Netflix CEO Reed Hastings arrives for the 'Netflix' Launch Party in Paris.

Netflix CEO Reed Hastings arrives for the Netflix Launch Party in Paris.


Netflix subscribers may soon have the opportunity to decide for themselves how stories unfold on their favorite shows as work begins on a new interactive storytelling technology. This new way of watching television will allow viewers the ability to control the fate of their favorite characters and make decisions on key plot points.


The streaming giant is looking for ways to make their original series interactive with branch narratives so that the more than 93 million Netflix subscribers in over 190 countries can decide how they want the story to go as they watch television. "Once you have got interactivity you can try anything," Netflix CEO Reed Hastings told The Daily Mail.  


Later this year, Netflix will run a trial with a “Choose Your Own Adventure” children’s show based on an established character. If this proves successful, there are plans to work with the same format for adult-oriented shows. There has been no confirmation yet as to whether Netflix will apply this interactive format to new shows only, or also include current fan favorites.


The company plans to have actors film numerous alternate plot segments in advance, allowing the viewer the ability to choose the direction they wish to take through the story. Some storylines will be simple and linear, others more complex.  


An example could include the hugely popular fan favorite Orange Is The New Black, wherein a viewer will be able to decide if an inmate in the prison drama will join a gang, or not. The options are limitless.  


Other storylines could potentially be much more complex and allow the viewer to connect various plot points in a multitude of ways, taking the story exactly where they want it to go.

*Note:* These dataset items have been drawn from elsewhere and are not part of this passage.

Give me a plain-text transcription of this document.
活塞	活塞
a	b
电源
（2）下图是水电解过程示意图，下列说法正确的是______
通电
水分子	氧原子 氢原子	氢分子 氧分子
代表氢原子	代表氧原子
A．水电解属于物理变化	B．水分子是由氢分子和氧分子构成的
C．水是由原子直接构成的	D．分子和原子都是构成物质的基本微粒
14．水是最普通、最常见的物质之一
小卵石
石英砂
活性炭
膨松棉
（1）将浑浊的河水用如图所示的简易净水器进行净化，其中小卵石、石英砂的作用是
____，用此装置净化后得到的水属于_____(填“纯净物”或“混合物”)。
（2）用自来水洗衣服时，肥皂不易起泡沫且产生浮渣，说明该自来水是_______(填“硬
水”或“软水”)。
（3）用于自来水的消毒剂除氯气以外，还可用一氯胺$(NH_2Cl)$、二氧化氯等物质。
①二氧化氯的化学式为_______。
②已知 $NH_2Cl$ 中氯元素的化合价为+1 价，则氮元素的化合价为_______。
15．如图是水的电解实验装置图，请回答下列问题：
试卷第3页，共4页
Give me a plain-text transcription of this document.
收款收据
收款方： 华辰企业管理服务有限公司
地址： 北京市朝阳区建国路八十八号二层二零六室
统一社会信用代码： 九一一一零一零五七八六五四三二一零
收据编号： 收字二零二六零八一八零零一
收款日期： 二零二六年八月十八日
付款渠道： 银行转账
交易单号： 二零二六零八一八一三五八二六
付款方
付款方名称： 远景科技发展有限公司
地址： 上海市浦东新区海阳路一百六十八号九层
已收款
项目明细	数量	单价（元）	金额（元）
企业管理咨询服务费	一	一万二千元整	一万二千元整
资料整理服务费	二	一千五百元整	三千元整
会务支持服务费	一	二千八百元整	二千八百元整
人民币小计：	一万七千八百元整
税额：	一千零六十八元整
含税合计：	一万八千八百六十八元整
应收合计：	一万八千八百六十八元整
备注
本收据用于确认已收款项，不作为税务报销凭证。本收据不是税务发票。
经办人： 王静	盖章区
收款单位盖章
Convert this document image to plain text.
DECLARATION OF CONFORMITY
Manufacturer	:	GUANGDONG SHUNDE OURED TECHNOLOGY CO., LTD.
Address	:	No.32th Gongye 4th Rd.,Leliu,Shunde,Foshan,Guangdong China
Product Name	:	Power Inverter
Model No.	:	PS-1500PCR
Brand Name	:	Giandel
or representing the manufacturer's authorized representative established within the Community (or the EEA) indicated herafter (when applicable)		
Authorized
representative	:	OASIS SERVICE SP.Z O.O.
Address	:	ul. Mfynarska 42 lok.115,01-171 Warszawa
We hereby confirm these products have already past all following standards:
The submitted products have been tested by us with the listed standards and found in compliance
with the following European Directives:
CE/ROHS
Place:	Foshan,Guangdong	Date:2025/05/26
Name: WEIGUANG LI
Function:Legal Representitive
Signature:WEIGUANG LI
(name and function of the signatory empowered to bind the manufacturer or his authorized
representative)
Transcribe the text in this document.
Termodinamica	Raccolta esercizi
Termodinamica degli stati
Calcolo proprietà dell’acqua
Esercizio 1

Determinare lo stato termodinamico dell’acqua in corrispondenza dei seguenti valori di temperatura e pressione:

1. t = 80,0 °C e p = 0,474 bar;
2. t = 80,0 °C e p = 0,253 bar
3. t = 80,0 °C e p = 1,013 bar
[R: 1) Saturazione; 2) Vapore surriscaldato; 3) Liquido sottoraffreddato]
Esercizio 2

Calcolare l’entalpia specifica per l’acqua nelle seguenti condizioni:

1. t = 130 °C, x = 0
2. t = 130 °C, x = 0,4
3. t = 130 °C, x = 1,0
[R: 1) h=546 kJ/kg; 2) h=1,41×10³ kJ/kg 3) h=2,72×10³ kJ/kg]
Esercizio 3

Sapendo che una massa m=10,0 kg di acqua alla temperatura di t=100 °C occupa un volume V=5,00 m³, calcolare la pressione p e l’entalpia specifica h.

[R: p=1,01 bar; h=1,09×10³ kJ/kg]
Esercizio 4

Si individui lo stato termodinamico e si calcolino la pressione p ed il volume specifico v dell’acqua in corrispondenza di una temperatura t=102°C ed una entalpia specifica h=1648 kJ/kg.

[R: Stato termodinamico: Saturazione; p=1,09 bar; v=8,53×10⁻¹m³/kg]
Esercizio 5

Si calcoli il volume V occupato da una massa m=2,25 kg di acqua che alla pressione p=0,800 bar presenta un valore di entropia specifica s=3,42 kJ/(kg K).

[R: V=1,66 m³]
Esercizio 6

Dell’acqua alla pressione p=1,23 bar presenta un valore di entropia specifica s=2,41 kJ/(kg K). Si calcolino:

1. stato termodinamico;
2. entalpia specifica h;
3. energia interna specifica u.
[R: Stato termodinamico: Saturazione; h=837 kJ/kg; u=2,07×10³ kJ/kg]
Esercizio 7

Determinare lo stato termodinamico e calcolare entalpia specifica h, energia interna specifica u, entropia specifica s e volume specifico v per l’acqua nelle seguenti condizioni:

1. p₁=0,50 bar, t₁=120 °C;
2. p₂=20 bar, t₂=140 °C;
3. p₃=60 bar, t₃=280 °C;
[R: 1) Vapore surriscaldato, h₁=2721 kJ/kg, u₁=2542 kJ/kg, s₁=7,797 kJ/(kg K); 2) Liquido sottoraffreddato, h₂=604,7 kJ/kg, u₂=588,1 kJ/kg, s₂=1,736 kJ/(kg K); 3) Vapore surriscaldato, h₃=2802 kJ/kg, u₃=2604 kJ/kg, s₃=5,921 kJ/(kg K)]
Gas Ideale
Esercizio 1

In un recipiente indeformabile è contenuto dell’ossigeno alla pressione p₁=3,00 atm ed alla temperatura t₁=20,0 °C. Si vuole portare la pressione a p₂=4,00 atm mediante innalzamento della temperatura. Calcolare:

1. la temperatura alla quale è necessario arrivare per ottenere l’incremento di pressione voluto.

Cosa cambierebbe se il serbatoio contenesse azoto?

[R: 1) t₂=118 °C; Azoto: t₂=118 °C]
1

This new customized à la carte way of watching your favorite shows is likely to become hugely popular for those wanting the added viewing variety and control.  


“Netflix's interactive content could potentially lead to a completely new level of engagement since some viewers would almost certainly want to see all of the available branches of a story and spend hours and hours exploring the various storylines,” said Ville Salminen, owner of streaming news site and Netflix tracking site Allflicks.


This experiment is just one more example of how the company continues to break new ground in an effort to make the television viewing experience better for fans and creators alike.  


Salminen also points out that offering viewers choices that would change the plot of a show, even just a little, would lead to numerous hours of new content from the streamer, thus making interactive shows much more expensive than normal shows. “It's no surprise that Netflix will begin its experiment with children’s shows, which don’t involve as much complexity as shows for adults.” He then cited that Netflix did something similar last year with its original series, Kong: King of the Apes by giving viewers the option to unlock short bonus videos.


One question remains regarding viewing habits: Do fans want to choose, for example, the ending of a series, instead of leaving that decision to a show’s creators? Netflix is synonymous with “chilling” and making such decisions requires effort. On the other hand, interactive content could appeal to a certain niche, such as gamers.